Q: Speaking of culture, what have these experiences taught you about incorporating new service lines into the existing culture, retaining the best parts of what you’d previously created, and adopting new aspects from those joining forces with you?

A: We have contacts with all of them regularly, and we look at best practices in what we bring to the table. We have more than 100 design engineers now, so we have scale with engineering development, scale with our global supply chain. Those are two factors that none of these companies would have had on their own because of their small scale. Most of these don’t have global supply chain. We have offices in Taiwan, in China, and in America. That helps us buy better and larger quantities. By engaging the business on that front, you try to match the culture. If you don’t see that when reviewing them, you don’t move forward, you probably just move on.

Q: With companies acquired in several nations, has there been a challenge in producing cohesive policy, such as a unified benefit strategy, or coordinating operations?
A: With benefits, within one-year time period, we try to roll all of them into our benefits. But we don’t force international acquisitions into the 
U.S. model, and we try to make everything pretty close to equal. What we used to do in the early days was, if their health care was serving 
their needs, leave them on that for a period. Now we don’t; in a very short period, we roll them into ours. Usually they get an expanded benefit package and there’s a cost savings at that point. Employees have lower cost and broader benefits. Most acquisitions are not large scale companies; maybe some day we’ll buy a big one, but for now, these are usually win-win situations for smaller companies.

Q: How many countries does your footprint hit now?
A: We’re in the Philippines, China, Taiwan, the U.K. and the U.S. And we have a sales person in Hong Kong, so 12 locations worldwide.
Q: Hong Kong, China, Taiwan … interesting times, eh? 
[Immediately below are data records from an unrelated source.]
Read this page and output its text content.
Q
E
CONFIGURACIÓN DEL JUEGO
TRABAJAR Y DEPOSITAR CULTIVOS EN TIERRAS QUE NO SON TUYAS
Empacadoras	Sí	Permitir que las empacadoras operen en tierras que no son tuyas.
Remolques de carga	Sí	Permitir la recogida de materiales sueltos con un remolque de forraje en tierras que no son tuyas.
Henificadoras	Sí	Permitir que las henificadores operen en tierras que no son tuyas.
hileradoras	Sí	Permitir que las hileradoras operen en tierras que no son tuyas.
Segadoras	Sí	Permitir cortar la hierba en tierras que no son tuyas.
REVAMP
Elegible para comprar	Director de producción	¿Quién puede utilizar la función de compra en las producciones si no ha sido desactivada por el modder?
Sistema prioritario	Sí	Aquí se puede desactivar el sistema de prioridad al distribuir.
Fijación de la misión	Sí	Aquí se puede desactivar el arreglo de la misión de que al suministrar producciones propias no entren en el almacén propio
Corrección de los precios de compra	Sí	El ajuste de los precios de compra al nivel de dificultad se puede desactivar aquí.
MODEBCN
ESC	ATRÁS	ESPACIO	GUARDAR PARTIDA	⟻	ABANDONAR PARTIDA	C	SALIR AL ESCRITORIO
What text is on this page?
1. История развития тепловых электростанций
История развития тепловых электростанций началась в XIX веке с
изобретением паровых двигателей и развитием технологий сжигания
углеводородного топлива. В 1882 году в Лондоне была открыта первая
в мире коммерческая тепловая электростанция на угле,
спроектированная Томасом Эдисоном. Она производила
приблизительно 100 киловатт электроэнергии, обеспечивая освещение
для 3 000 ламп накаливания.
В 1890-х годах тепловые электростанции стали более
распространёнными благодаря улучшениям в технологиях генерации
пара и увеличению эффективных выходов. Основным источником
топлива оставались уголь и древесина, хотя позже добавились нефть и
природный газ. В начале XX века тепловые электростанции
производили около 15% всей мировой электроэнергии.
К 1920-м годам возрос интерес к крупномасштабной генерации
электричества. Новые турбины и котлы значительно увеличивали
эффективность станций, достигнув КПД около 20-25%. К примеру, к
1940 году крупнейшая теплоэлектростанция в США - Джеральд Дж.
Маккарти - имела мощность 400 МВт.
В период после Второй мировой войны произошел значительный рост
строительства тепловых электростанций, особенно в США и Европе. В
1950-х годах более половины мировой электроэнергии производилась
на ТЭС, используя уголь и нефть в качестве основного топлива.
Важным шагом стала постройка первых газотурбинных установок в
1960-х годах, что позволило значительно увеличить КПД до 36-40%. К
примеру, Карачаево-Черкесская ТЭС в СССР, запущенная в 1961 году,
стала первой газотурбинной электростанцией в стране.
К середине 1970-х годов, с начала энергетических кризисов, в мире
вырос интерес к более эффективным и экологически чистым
A: No doubt about that! There are lot of challenges, trade and the dustup with the U.S. and China among them. That’s been going on for a year and a half. And if we didn’t have a strong global supply chain in place, we would have been in trouble. Some companies had no options. We were like big corporation in a way, because we had a China and Taiwan presence, but our manufacturing was in the Philippines, so we avoided all that dust-up. But I’ll tell you: Everybody in the electronics world, one way or the other, they are sourcing their components from China. Even if they buy them over here, it’s just U.S. distribution and they are coming from over there. 
Q: There was a lot of talk in March and April about supply chain awareness in the U.S. and over-reliance on China. Do you see a reawakening coming?
A: The consumer ultimately drives things, so you have to look at the entire picture. That’s an issue that is never going to go away. But there’s no question this has altered the concept of a totality of off-shore sourcing. That genie is not going back in the bottle. Critical supply chain, medical supply chain—it doesn’t mean that’s coming back to America; some will go to Mexico, some will go to Europe, some will go to Malaysia, the Philippines and Vietnam. But for certain, it’s going to be out of China. Health care, the costs are going to go up because goods are going to be made in Joplin, Mo., vs. Shanghai, and as a society, for a while we’re going to have to tolerate that.